Seussical Jr.
Musical Mixes Characters from Many Seuss Sources
Dr. Seuss has long held a monopoly on the childhood literary imagination, but the stage musical Seussical Jr. interweaves Seuss’s tales in ways that perhaps even their creator could not have conceived. As iconic characters cross into each other’s stories, Seussical forms a dazzling patchwork of Seuss’s varied worlds: A chorus of tiny workaday Whos chirps alongside a glitzy band of bird girls, the menacing Wickersham monkeys of the Jungle of Nool cavort in the courtroom of Yertle the Turtle (Mary Kate Henry), and a debonair Cat in the Hat (Reggie Evans) presides over all as narrator, plot-meddler, deus ex machina, and master orchestrator of transitions. Big Stage’s youth production infuses new vitality and vibrancy into Seuss’s familiar characters and stories, thanks to Laezer Schlomkowitz’s acting direction, Dauri Kennedy’s vocal direction, perky choreography by Jessica Hambright and Mikie Cabrera, stunningly whimsical set (Elisha Shaffer) and lighting design (Robert Salzer), and, above all, a spirited cast of kids hopelessly hooked on theater.

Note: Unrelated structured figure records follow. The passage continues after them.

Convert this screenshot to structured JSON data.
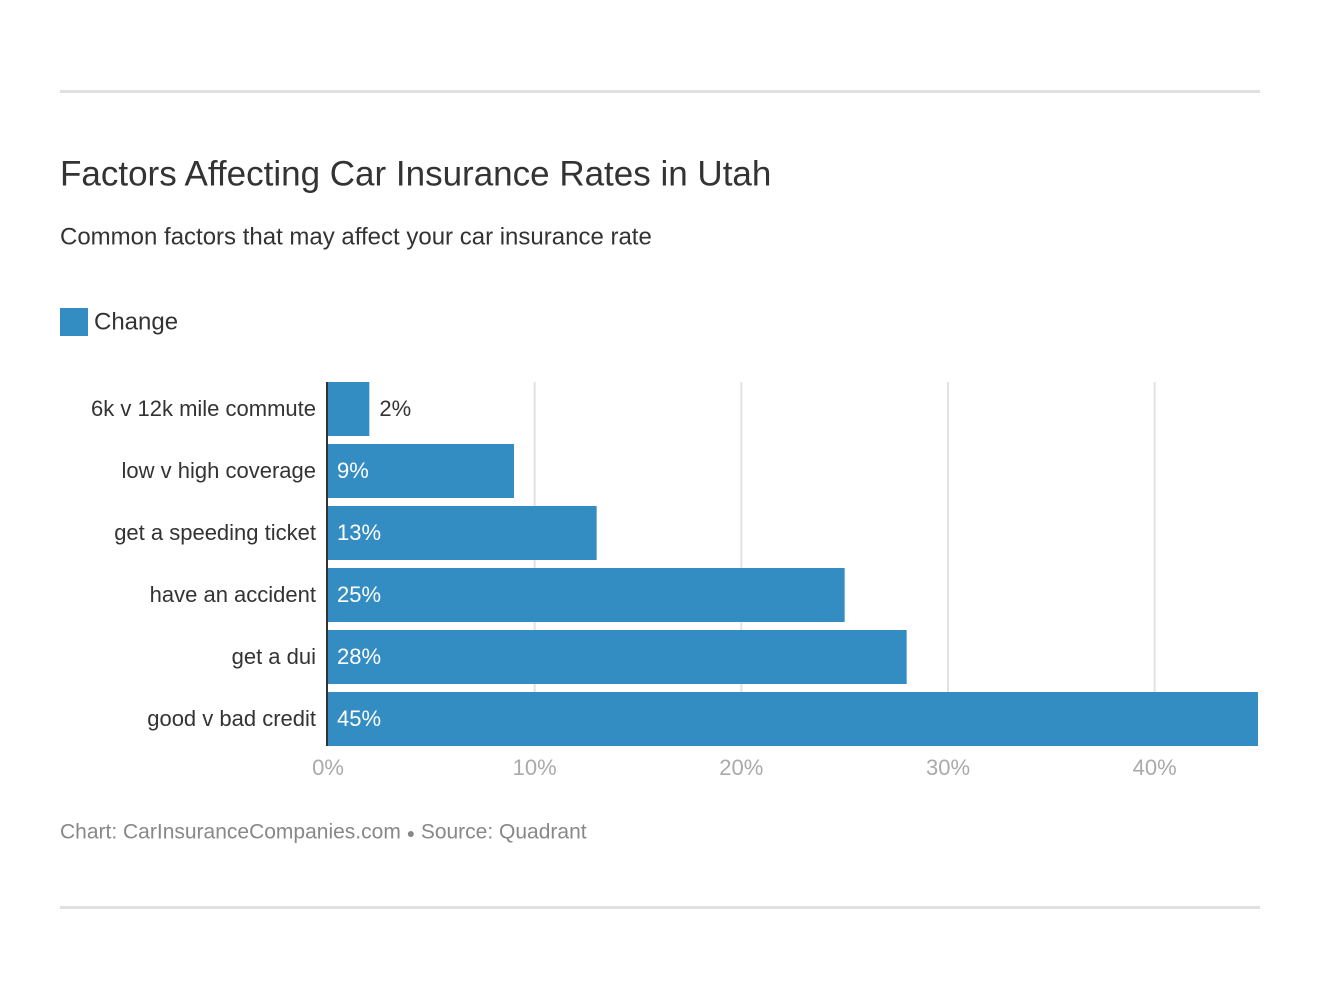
{
  "chart_data": {
    "type": "bar",
    "orientation": "horizontal",
    "title": "Factors Affecting Car Insurance Rates in Utah",
    "subtitle": "Common factors that may affect your car insurance rate",
    "categories": [
      "6k v 12k mile commute",
      "low v high coverage",
      "get a speeding ticket",
      "have an accident",
      "get a dui",
      "good v bad credit"
    ],
    "series": [
      {
        "name": "Change",
        "color": "#348dc2",
        "values": [
          2,
          9,
          13,
          25,
          28,
          45
        ],
        "value_labels": [
          "2%",
          "9%",
          "13%",
          "25%",
          "28%",
          "45%"
        ]
      }
    ],
    "xlim": [
      0,
      45
    ],
    "xticks": [
      {
        "value": 0,
        "label": "0%"
      },
      {
        "value": 10,
        "label": "10%"
      },
      {
        "value": 20,
        "label": "20%"
      },
      {
        "value": 30,
        "label": "30%"
      },
      {
        "value": 40,
        "label": "40%"
      }
    ],
    "grid": true,
    "legend": "top-left",
    "credit": "Chart: CarInsuranceCompanies.com",
    "source": "Source: Quadrant"
  }
}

As girl-next-door Gertrude McFuzz, Lana Kanen disarmed the audience with her poise and stirring, crystalline vocals. Loaded with soul and sauce, Arwen Vira Marsh belted, riffed, and grooved to the crowd’s delight as the Sour Kangaroo. As the young Who hero JoJo, Tyler Dahnke stopped the show with “It’s Possible,” the central fantasist’s anthem in a musical that celebrates the thinking, dreaming, diverging individual — from JoJo, as he imagines his bathtub to be the colorful McElligot’s Pool, to Horton the Elephant (Brolin Parris), who defends the microscopic Who-niverse despite his community’s scorn, to, most importantly, each young player onstage. For that is the joy and magic of watching Seussical and all youth theater: to marvel at these rising actors as they challenge their limits, chase their passions, learn their craft, and dare to dream of Broadway.